LO-Phonons and dielectric polarization effects on the electronic properties of doped GaN/InN spherical core/shell quantum dots in a nonparabolic band model

Abstract

The electron energy spectrum of a core/shell spherical quantum dot made of zincblende GaN/InN compounds is investigated taking into account the presence of an off-center donor atom and the influence of band nonparabolicity. The interaction of both the charge carrier and the Coulombic core with longitudinal optical phonons is included through Frö hlich and Aldrich-Bajaj theories, respectively. The ground state energy is determined by solving the resulting conduction band effective mass equation via the variational Ritz principle. A detailed analysis of the features of electron and hole spectra as functions of the core and shell sizes is presented, highlighting the possibility of transitioning between type-I and type-II structures.
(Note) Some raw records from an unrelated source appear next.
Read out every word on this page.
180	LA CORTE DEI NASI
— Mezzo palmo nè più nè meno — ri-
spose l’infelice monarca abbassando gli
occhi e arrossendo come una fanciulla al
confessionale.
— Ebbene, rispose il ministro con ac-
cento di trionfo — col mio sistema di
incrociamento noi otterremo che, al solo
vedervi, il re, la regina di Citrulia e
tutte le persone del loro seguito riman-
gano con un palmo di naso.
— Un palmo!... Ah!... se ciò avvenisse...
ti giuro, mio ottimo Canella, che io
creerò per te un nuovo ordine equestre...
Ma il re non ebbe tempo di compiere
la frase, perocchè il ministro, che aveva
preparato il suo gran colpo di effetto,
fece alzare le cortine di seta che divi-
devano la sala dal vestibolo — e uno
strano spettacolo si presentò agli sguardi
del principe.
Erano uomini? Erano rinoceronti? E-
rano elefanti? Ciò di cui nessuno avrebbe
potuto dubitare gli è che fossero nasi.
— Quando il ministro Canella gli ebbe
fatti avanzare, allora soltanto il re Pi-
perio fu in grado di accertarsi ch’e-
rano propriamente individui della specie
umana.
A detailed discussion about the effects of conduction band nonparabolicity, dielectric mismatch and electron-phonon interaction onto the impurity binding energy is provided. It was found that, in general, nonparabolicity of the conduction band leads to larger impurity binding energy, and that LO-phonon and dielectric mismatch effects tend to reduce the value of the latter quantity.

Appendices

Appendix A: Electrostatic potential created by a source charge placed in spherical nanostructure

This appendix gives the calculation main points of generalized Coulomb potential energy and self-polarization energy in spherical nanostructure/matrix. Those effects are coming from the surface charge densities emergence when two materials touch. The surface charge distributions depend, According to the image charge classical theory, on dielectric constants, sign of source charge and its distance to the interfaces. The very small size of low-dimensional structures reinforce the induced charge effect and make them significant. We note that this analytical calculation is based on calculations performed previously for different geometries [41, 68, 80,81,82].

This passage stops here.